Governo Conte, maggioranza sale a 171 al Senato. Sulla carta più di Gentiloni e Renzi

È destinata a rafforzarsi la maggioranza a sostegno del nascituro governo M5s-Lega al Senato. Cinquestelle e Carroccio in prima battuta potevano contare su 167 voti, sei sopra la maggioranza assoluta fissata a quota 161 (i seggi, tra eletti e senatori a vita sono 320 a Palazzo Madama). Ma con il giro di consultazioni di ieri, il premier incaricato Giuseppe Conte ha incassato l’appoggio di quattro senatori del Misto (due eletti all’estero con il Maie e due ex M5s), che hanno annunciato il sì alla fiducia. Così sale a 171 il numero dei senatori disposti a sostenere il governo giallo-verde.

Più voti di Gentiloni e Renzi a palazzo Madama
Un numero superiore a quello registrato dai governi Renzi e Gentiloni, che in Senato, in occasione del voto di fiducia, incassarono la scorsa legislatura entrambi 169 voti. Mentre ben più largo fu il sostegno al governo Letta (il primo dopo le elezioni del 2013), che potendo contare sull’appoggio anche dell’allora Pdl, portò a casa una maggioranza “bulgara” (233). L'ultimo governo Berlusconi (che aveva vinto a valanga nel 2008) ricevette invece 173 sì a Palazzo Madama. Quanto ai due governi del centrosinistra guidati da Romano Prodi, nel primo (1996) i voti favorevoli al Senato furono 173. Nel secondo (2006) i numeri furono più risicati (165 voti).

Nuovi innesti dal gruppo Misto
I quattro nuovi innesti a palazzo Madama si vanno ad aggiungere ai 109 senatori M5s e ai 58 della Lega. Sono gli ex M5s Maurizio Buccarella e Carlo Martelli («votiamo la fiducia al governo perché noi siamo stati eletti da chi ha votato M5S» – ha dichiarato Buccarella), allontanati per difetti nella rendicontazione (la cosiddetta “rimborsopoli” grillina). Nonché i parlamentari eletti all’estero del Maie (Movimento Associativo Italiani all'Estero) Ricardo Antonio Merlo e Adriano Cario. «È la prima volta che un programma di governo parla degli italiani all’estero quindi daremo la fiducia» ha dichiarato Merlo al termine delle consultazioni.

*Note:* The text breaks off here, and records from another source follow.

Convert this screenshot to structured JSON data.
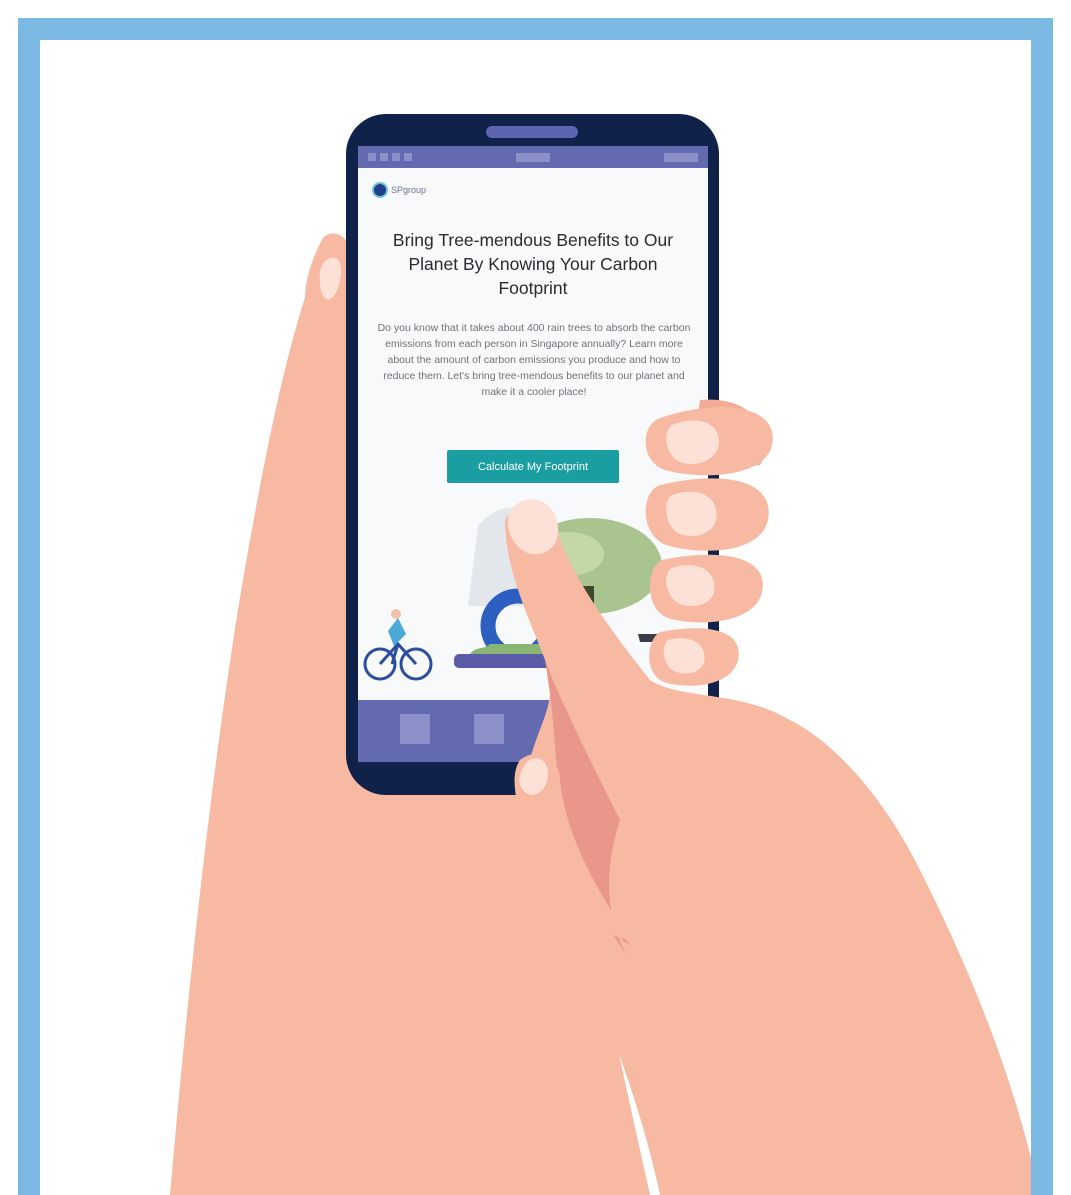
{
  "app": {
    "logo_text": "SPgroup"
  },
  "hero": {
    "title": "Bring Tree-mendous Benefits to Our Planet By Knowing Your Carbon Footprint",
    "body": "Do you know that it takes about 400 rain trees to absorb the carbon emissions from each person in Singapore annually? Learn more about the amount of carbon emissions you produce and how to reduce them. Let's bring tree-mendous benefits to our planet and make it a cooler place!",
    "cta_label": "Calculate My Footprint"
  },
  "colors": {
    "frame_border": "#7bb9e2",
    "phone_body": "#11224a",
    "bars": "#636aaf",
    "cta": "#1a9ea1",
    "skin": "#f8b9a3",
    "skin_shadow": "#e9978a",
    "nail": "#fde0d6"
  },
  "icons": {
    "logo": "sp-group-logo-icon",
    "illustration": "park-illustration",
    "bottom_nav": [
      "nav-placeholder-icon",
      "nav-placeholder-icon",
      "nav-placeholder-icon"
    ]
  }
}
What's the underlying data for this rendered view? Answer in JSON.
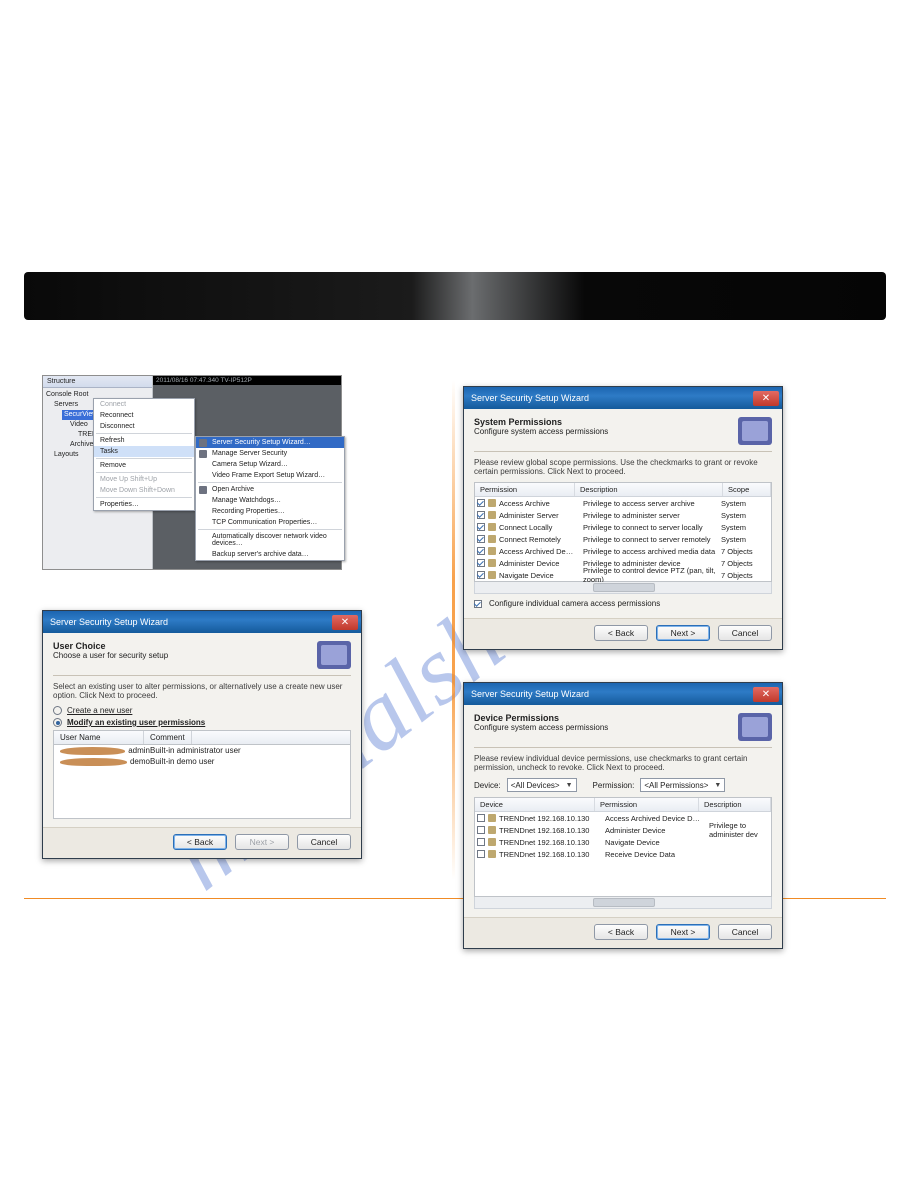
{
  "watermark": "manualshive.com",
  "section_title": " ",
  "shotA": {
    "structure_header": "Structure",
    "tree": {
      "root": "Console Root",
      "servers": "Servers",
      "server_sel": "SecurView Pro",
      "video": "Video",
      "trend": "TRENDnet",
      "archive": "Archive",
      "layouts": "Layouts"
    },
    "video_bar": "2011/08/16 07:47.340  TV-IP512P",
    "ctx": {
      "connect": "Connect",
      "reconnect": "Reconnect",
      "disconnect": "Disconnect",
      "refresh": "Refresh",
      "tasks": "Tasks",
      "remove": "Remove",
      "moveup": "Move Up        Shift+Up",
      "movedown": "Move Down   Shift+Down",
      "properties": "Properties…"
    },
    "sub": {
      "s1": "Server Security Setup Wizard…",
      "s2": "Manage Server Security",
      "s3": "Camera Setup Wizard…",
      "s4": "Video Frame Export Setup Wizard…",
      "s5": "Open Archive",
      "s6": "Manage Watchdogs…",
      "s7": "Recording Properties…",
      "s8": "TCP Communication Properties…",
      "s9": "Automatically discover network video devices…",
      "s10": "Backup server's archive data…"
    }
  },
  "shotB": {
    "title": "Server Security Setup Wizard",
    "heading": "User Choice",
    "sub": "Choose a user for security setup",
    "note": "Select an existing user to alter permissions, or alternatively use a create new user option. Click Next to proceed.",
    "opt_create": "Create a new user",
    "opt_modify": "Modify an existing user permissions",
    "col_user": "User Name",
    "col_comment": "Comment",
    "rows": [
      {
        "user": "admin",
        "comment": "Built-in administrator user"
      },
      {
        "user": "demo",
        "comment": "Built-in demo user"
      }
    ],
    "back": "< Back",
    "next": "Next >",
    "cancel": "Cancel"
  },
  "shotC": {
    "title": "Server Security Setup Wizard",
    "heading": "System Permissions",
    "sub": "Configure system access permissions",
    "note": "Please review global scope permissions. Use the checkmarks to grant or revoke certain permissions. Click Next to proceed.",
    "cols": {
      "perm": "Permission",
      "desc": "Description",
      "scope": "Scope"
    },
    "rows": [
      {
        "cb": true,
        "p": "Access Archive",
        "d": "Privilege to access server archive",
        "s": "System"
      },
      {
        "cb": true,
        "p": "Administer Server",
        "d": "Privilege to administer server",
        "s": "System"
      },
      {
        "cb": true,
        "p": "Connect Locally",
        "d": "Privilege to connect to server locally",
        "s": "System"
      },
      {
        "cb": true,
        "p": "Connect Remotely",
        "d": "Privilege to connect to server remotely",
        "s": "System"
      },
      {
        "cb": true,
        "p": "Access Archived De…",
        "d": "Privilege to access archived media data",
        "s": "7 Objects"
      },
      {
        "cb": true,
        "p": "Administer Device",
        "d": "Privilege to administer device",
        "s": "7 Objects"
      },
      {
        "cb": true,
        "p": "Navigate Device",
        "d": "Privilege to control device PTZ (pan, tilt, zoom)",
        "s": "7 Objects"
      }
    ],
    "chk_individual": "Configure individual camera access permissions",
    "back": "< Back",
    "next": "Next >",
    "cancel": "Cancel"
  },
  "shotD": {
    "title": "Server Security Setup Wizard",
    "heading": "Device Permissions",
    "sub": "Configure system access permissions",
    "note": "Please review individual device permissions, use checkmarks to grant certain permission, uncheck to revoke. Click Next to proceed.",
    "device_lbl": "Device:",
    "device_val": "<All Devices>",
    "perm_lbl": "Permission:",
    "perm_val": "<All Permissions>",
    "cols": {
      "dev": "Device",
      "perm": "Permission",
      "desc": "Description"
    },
    "rows": [
      {
        "d": "TRENDnet 192.168.10.130",
        "p": "Access Archived Device D…",
        "desc": ""
      },
      {
        "d": "TRENDnet 192.168.10.130",
        "p": "Administer Device",
        "desc": "Privilege to administer dev"
      },
      {
        "d": "TRENDnet 192.168.10.130",
        "p": "Navigate Device",
        "desc": ""
      },
      {
        "d": "TRENDnet 192.168.10.130",
        "p": "Receive Device Data",
        "desc": ""
      }
    ],
    "back": "< Back",
    "next": "Next >",
    "cancel": "Cancel"
  }
}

Interlocuzione aperta con gruppo Autonomie
Ma il numero potrebbe ancora salire, visto che i quattro rappresentanti delle Autonomie al Senato (Svp-Patt e Union Vadotaine) hanno lasciato aperta la porta a Conte. «Il professor Conte ci ha fatto una buona impressione, abbiamo fatto presente che nel programma non c'è nessun riferimento alle autonomie speciali. Abbiamo però concordato che teniamo aperta una interlocuzione», ha affermato Julia Unterberger, presidente del gruppo a palazzo Madama.

Le voci critiche nel M5s
Al Senato 171 voti di fiducia garantiscono un buon margine di sicurezza. Ma non si può parlare di maggioranza blindata. Se è vero infatti che la stragrande maggioranza del Movimento 5 Stelle è a favore del governo giallo-verde, esistono, soprattutto al Senato, grillini critici. A partire dalla “movimentista” Paola Nugnes, che non ha mai nascosto il suo scetticismo sull'alleanza con la Lega. «Voterò la fiducia, sul resto vedremo», ha dichiarato l'esponente dei 5Stelle, contraria ad alcuni provvedimenti previsti dal contratto di governo: dai rimpatri, agli asili gratis solo per le famiglie italiane.

Le perplessità sulla flat tax
Critiche alla flat tax sono venute anche dal senatore M5S Nicola Morra. Mentre Elio Lannutti ha definito «estranei ai principi e ai valori del Movimento» alcuni nomi circolati per il governo, puntando l’indice su Giampiero Massolo, dato in pole per la Farnesina, e non nascondendo scetticismo anche su Giuseppe Conte premier. Non va dimenticato che proprio qui, a Palazzo Madama, nella passata legislatura, si partì con 54 eletti M5s, ma furono in 15 a lasciare il Movimento, molti dei quali espulsi. All’epoca, però, il Movimento era all’opposizione. Stando al governo, soprattutto al Senato non sono ammissibili defezioni.

Numeri più ampi alla Camera
Anche alla Camera sei deputati del Misto (Maie ed ex M5s) voteranno il sostegno al nuovo esecutivo: Alejandro Mario Borghese e i 5 “espulsi” ex M5s Silvia Benedetti, Salvatore Caiata, Andrea Cecconi, Antonio Tasso e Catello Vitiello. A Montecitorio la maggioranza dovrebbe avere comunque numeri molto larghi, con un totale di 352 deputati su 630 (la soglia maggioranza è a quota 316): 222 del M5s, 124 della Lega e sei del Misto.